By 1891 the family was living at 32 Orchard St, Withington. Henry was now a joiner, William a warehouse assistant and Robert a gardener. There were three more children all born in Withington, Frederick, 9, Thomas Ernest, 7, and Harold, 3. In 1901 they had moved to 22 Orchard Street. Thomas was now an apprentice joiner. In 1911 they were at 96 Burton Road. Thomas was now a gardener and Harold a plumber.
We found very little about the children except that Mary was baptised at St Philip’s church in Salford on 16 January 1876 and married Joseph Swinbourne Swainson, an electrician, at the Albert Park Chapel, District of Chorlton, on 28 July 1898.
Frederick was born about 1882 in Withington. At the age of 19 he was a gardener but ten years later he was an electrician. By 1917 he was a private in the 2nd Battalion of the Loyal North Lancashire Regiment, service number 36274. By this stage both parents had died.
The 2nd Battalion was one of two regular battalions of the regiment. We do not know when Frederick joined up but the battalion landed at Tanga in German East Africa in November 1914, later moving to Mombasa. It transferred to Egypt in January 1917 and to France in 1918.

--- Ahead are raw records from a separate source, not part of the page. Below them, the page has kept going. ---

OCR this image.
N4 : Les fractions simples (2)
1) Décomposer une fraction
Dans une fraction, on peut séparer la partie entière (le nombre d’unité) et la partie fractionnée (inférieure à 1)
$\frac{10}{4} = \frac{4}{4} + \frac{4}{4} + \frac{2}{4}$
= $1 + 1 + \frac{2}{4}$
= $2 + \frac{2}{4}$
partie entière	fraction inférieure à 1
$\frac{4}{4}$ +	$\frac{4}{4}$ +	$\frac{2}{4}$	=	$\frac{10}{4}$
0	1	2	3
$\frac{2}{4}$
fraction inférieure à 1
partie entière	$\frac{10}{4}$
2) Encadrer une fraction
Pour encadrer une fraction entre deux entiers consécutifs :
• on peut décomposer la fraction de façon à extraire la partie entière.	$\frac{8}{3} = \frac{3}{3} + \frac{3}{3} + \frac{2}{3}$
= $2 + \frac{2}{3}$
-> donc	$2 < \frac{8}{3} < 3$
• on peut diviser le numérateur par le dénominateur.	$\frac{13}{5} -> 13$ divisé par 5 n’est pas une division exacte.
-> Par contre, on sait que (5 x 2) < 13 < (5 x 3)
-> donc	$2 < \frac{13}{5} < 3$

On 3 May 1917 the SS Transylvania, built as a passenger liner by Cunard but taken into service as a troop ship, sailed from Marseille heading for Alexandria with a full complement of troops, including Frederick’s battalion. At 10am on 4 May 1917 the ship was torpedoed by German U-boat U-63. She was struck by a second torpedo and sank off the coast of Italy in the Gulf of Genoa. Ten crew members, 29 army officers and 373 soldiers lost their lives. Frederick is remembered on the Savona Memorial.